Alla frontiera fra Austria e Cecoslovacchia un evento funesto: un soldatino di leva manovrando maldestramente il pilone di cemento che allora sbarrava il confine distrusse una portiera dell’auto di Walter. Per fortuna eravamo tutti sbarcati. Sosta infinita per fare le pratiche di rimborso (fortunosamente andato a buon fine due anni dopo l’invasione russa di agosto) e arrivo all’appuntamento fissato nella piazza del Týn con enorme ritardo.



Era sera inoltrata ma la piazza rigurgitava di gente, soprattutto giovani, e il suo pavimento era ricoperto di scritte in gesso inneggianti a Svoboda, presidente della repubblica da poco eletto e Dubcek, segretario del Partito comunista cecoslovacco, simbolicamente usati per manifestare la presa di distanza dai sovietici.

Mentre entravamo nella chiesa del Týn, gremita nonostante l’ora per un concerto, un coro stava cantando O vos omnes di Tomás Luis de Victoria, un mottetto che amavo moltissimo e che anch’io cantavo con il coro di Gs. Mi parve un abbraccio di benvenuto.

Dopo esserci individuati a vicenda non so come, venivamo ospitati in casermoni all’estrema periferia della città e la mattina dopo, su impulso di Massimo, sempre spinto dalla volontà di capire, come avrei più tardi verificato, visitammo la redazione di Mlada Fronta, la rivista organo del Partito comunista giovanile che però sosteneva allora le ragioni della Primavera.



Poi l’incontro con i Kaplan, Jirí e Maria, all’epoca poco più che quarantenni, che avevano 9 figli e abitavano una piccola porzione di una villa, se ben rammento appartenuta un tempo alla famiglia di Maria.
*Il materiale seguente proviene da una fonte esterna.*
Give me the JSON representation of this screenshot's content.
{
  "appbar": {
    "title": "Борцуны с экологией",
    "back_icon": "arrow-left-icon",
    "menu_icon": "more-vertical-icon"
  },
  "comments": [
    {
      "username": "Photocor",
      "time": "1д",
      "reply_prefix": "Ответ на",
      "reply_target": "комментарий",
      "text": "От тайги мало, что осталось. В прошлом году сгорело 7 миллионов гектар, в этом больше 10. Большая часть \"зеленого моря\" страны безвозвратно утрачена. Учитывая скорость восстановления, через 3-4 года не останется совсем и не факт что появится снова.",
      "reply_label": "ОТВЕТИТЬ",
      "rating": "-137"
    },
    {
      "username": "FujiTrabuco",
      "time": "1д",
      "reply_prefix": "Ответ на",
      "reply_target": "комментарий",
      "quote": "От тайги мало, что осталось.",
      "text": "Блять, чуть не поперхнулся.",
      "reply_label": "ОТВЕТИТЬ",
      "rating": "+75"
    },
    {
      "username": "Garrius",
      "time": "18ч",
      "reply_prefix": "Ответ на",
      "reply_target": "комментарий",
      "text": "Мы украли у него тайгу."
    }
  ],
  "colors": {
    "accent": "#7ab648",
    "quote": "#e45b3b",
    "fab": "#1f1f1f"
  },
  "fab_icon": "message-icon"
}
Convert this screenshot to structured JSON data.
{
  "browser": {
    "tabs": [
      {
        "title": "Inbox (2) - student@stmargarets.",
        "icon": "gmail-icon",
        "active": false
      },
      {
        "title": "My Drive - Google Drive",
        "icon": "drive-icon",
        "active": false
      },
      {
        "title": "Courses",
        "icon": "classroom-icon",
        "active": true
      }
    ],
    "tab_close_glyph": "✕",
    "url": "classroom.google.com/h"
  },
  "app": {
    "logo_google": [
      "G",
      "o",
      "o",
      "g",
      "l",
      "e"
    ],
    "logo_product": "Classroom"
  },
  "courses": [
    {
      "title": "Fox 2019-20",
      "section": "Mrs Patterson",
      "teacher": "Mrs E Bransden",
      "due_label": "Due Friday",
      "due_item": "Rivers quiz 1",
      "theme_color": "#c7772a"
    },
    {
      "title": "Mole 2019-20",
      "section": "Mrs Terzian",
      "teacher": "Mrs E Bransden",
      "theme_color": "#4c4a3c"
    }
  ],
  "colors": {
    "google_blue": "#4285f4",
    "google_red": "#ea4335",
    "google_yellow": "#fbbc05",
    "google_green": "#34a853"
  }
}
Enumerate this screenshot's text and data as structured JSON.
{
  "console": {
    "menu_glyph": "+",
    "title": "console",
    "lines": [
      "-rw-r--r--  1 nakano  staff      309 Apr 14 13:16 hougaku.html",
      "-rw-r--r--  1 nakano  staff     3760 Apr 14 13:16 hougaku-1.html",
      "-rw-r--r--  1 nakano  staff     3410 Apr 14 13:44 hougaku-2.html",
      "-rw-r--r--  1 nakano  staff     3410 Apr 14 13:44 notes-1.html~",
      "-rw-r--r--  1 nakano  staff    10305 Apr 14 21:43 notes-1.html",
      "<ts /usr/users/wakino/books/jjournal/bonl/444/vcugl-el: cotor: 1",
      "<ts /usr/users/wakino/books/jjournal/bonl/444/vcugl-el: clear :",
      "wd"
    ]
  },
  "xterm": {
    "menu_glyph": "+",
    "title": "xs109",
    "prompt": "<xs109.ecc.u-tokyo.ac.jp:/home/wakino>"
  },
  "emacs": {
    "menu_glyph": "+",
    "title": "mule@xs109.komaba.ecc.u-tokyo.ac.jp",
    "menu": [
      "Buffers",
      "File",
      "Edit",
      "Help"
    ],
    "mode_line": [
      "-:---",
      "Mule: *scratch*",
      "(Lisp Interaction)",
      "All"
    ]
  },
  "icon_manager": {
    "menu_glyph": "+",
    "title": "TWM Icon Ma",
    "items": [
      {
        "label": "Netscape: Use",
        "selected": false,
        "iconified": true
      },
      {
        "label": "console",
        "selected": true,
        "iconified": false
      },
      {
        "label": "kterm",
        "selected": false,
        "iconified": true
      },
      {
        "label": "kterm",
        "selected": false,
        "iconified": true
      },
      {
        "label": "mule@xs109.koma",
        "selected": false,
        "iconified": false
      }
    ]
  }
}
Pochissime stanze ma una sala bellissima, accogliente, con una grande stufa di maiolica e dove la maggior parte dei figli alla sera dormiva, stesi sul pavimento in sacchi a pelo (per lasciare i letti agli ospiti).

In quella e altre occasioni ci rendemmo conto che si trattava di una casa-approdo: lì convergevano le più diverse persone, per attitudine, estrazione, provenienza.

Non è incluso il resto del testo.